Posted on 03/02/2007 10:39:19 AM PST by NormsRevenge

The Bush administration selected Lawrence Livermore National Laboratory's design for a new generation of atomic warheads, two officials familiar with the decision said Friday.

The decision, to be announced later in the day, came a year after the administration ordered a competition between Lawrence Livermore near San Francisco and Los Alamos National Laboratory in New Mexico. The officials spoke on condition of anonymity because it had not been formally announced.

The administration decided the design submitted by Lawrence Livermore, with engineering assistance from Sandia National Laboratories, could be built with greater confidence without underground testing because it was more closely tied to earlier designs that had been tested, officials said.

The Nuclear Weapons Council also found several proposed features of the Los Alamos design "highly innovative" and held out the possibility they will be integrated into the future warhead design.

As the program progresses, Lawrence Livermore will work closely with production plants, assuming Congress will pay for it and that those manufacturing facilities can be brought back to life.

If funded by Congress, the new warhead would be used for some of the nation's sea-based nuclear weapons, the administration says.

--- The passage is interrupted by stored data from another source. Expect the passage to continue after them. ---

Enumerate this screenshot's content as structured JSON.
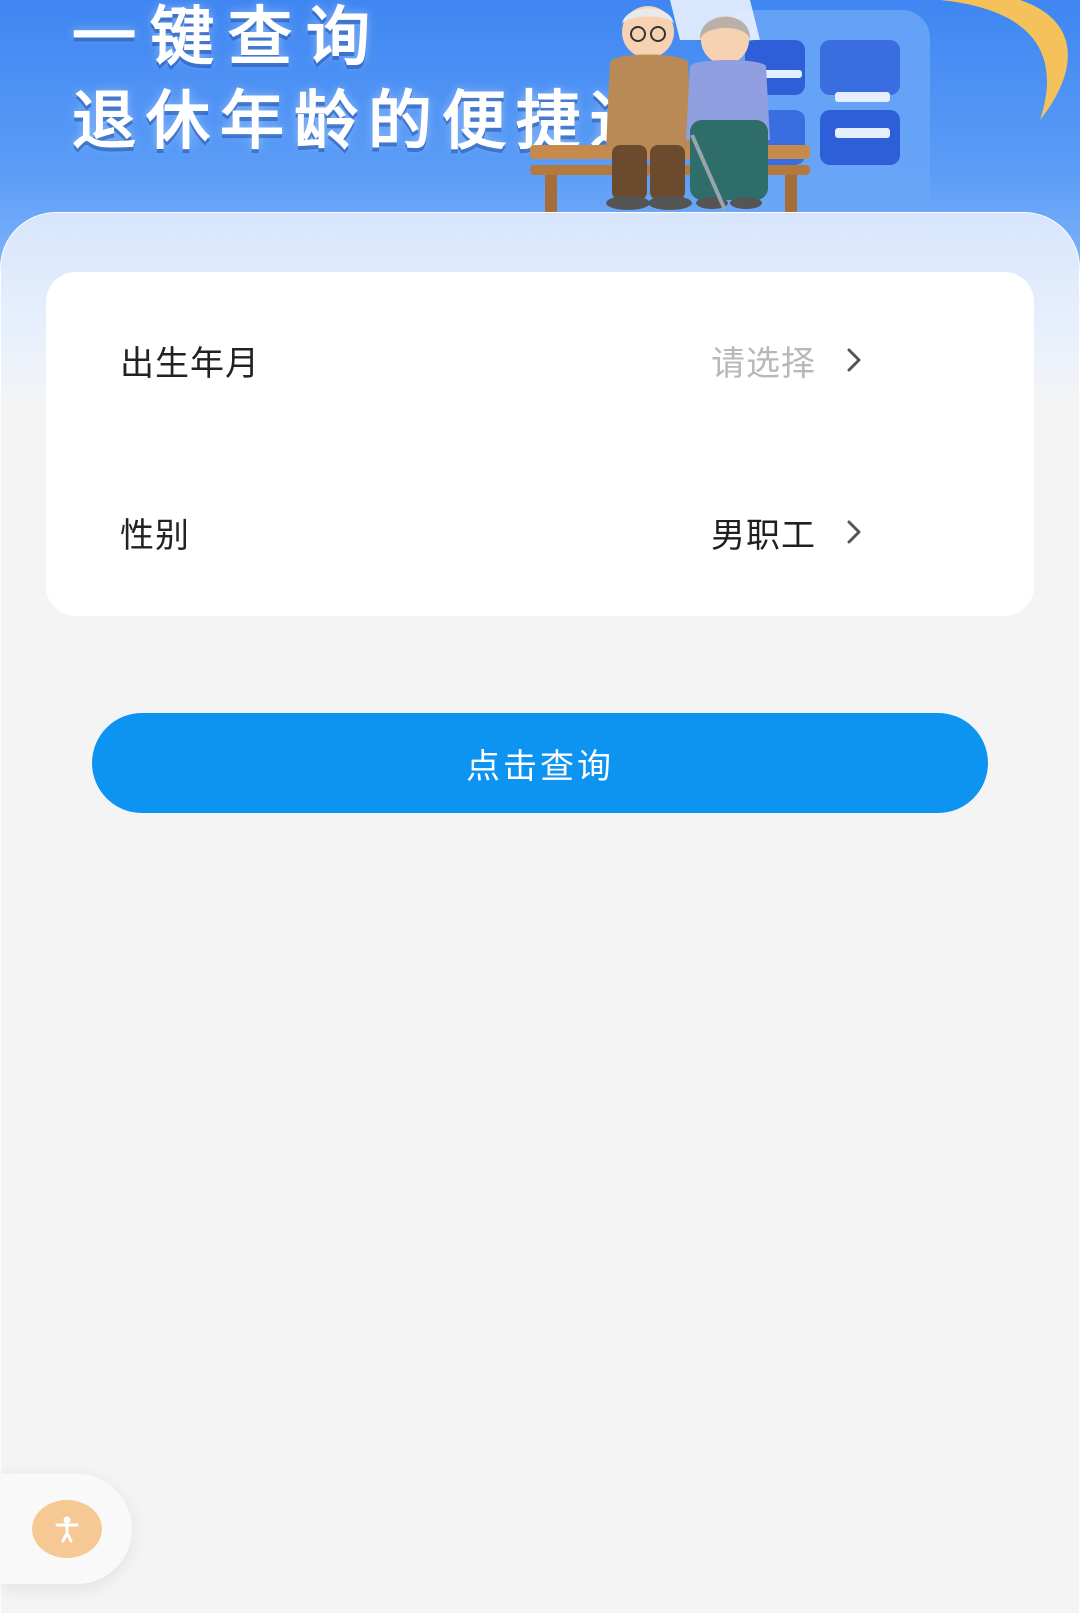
{
  "banner": {
    "title_line1": "一键查询",
    "title_line2": "退休年龄的便捷通道",
    "illustration_icon": "elderly-couple-on-bench-illustration"
  },
  "form": {
    "birth": {
      "label": "出生年月",
      "value": "请选择",
      "value_is_placeholder": true
    },
    "gender": {
      "label": "性别",
      "value": "男职工"
    }
  },
  "actions": {
    "query_label": "点击查询"
  },
  "accessibility": {
    "icon": "accessibility-person-icon"
  },
  "colors": {
    "primary": "#0d93f0",
    "banner_top": "#3f86f2",
    "page_bg": "#f4f4f5",
    "placeholder": "#b8b8b8",
    "a11y": "#f6c894"
  }
}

Sandia will develop non-nuclear components to ensure compatibility with the Defense Department's Trident submarine-launched ballistic missile system.

Many of the warheads in the nation's stockpile were designed and built 40 years ago, and their plutonium and other components are deteriorating in ways that researchers do not fully understand.

The government spends billions of dollars each year tending to its aging stockpile. The administration has dubbed the program to design a safer and more effective warhead the Reliable Replacement Warhead.

Critics fear the project could send the wrong signal to the world at a time when the United States and its allies are trying to curb the spread of nuclear technology.

The announcement comes at a time when the administration is engaged in delicate disarmament negotiations with North Korea, which reportedly possesses several nuclear weapons, and Iran, which the administration fears wants them.

Iran recently called on the United States to abandon its nuclear weapons program.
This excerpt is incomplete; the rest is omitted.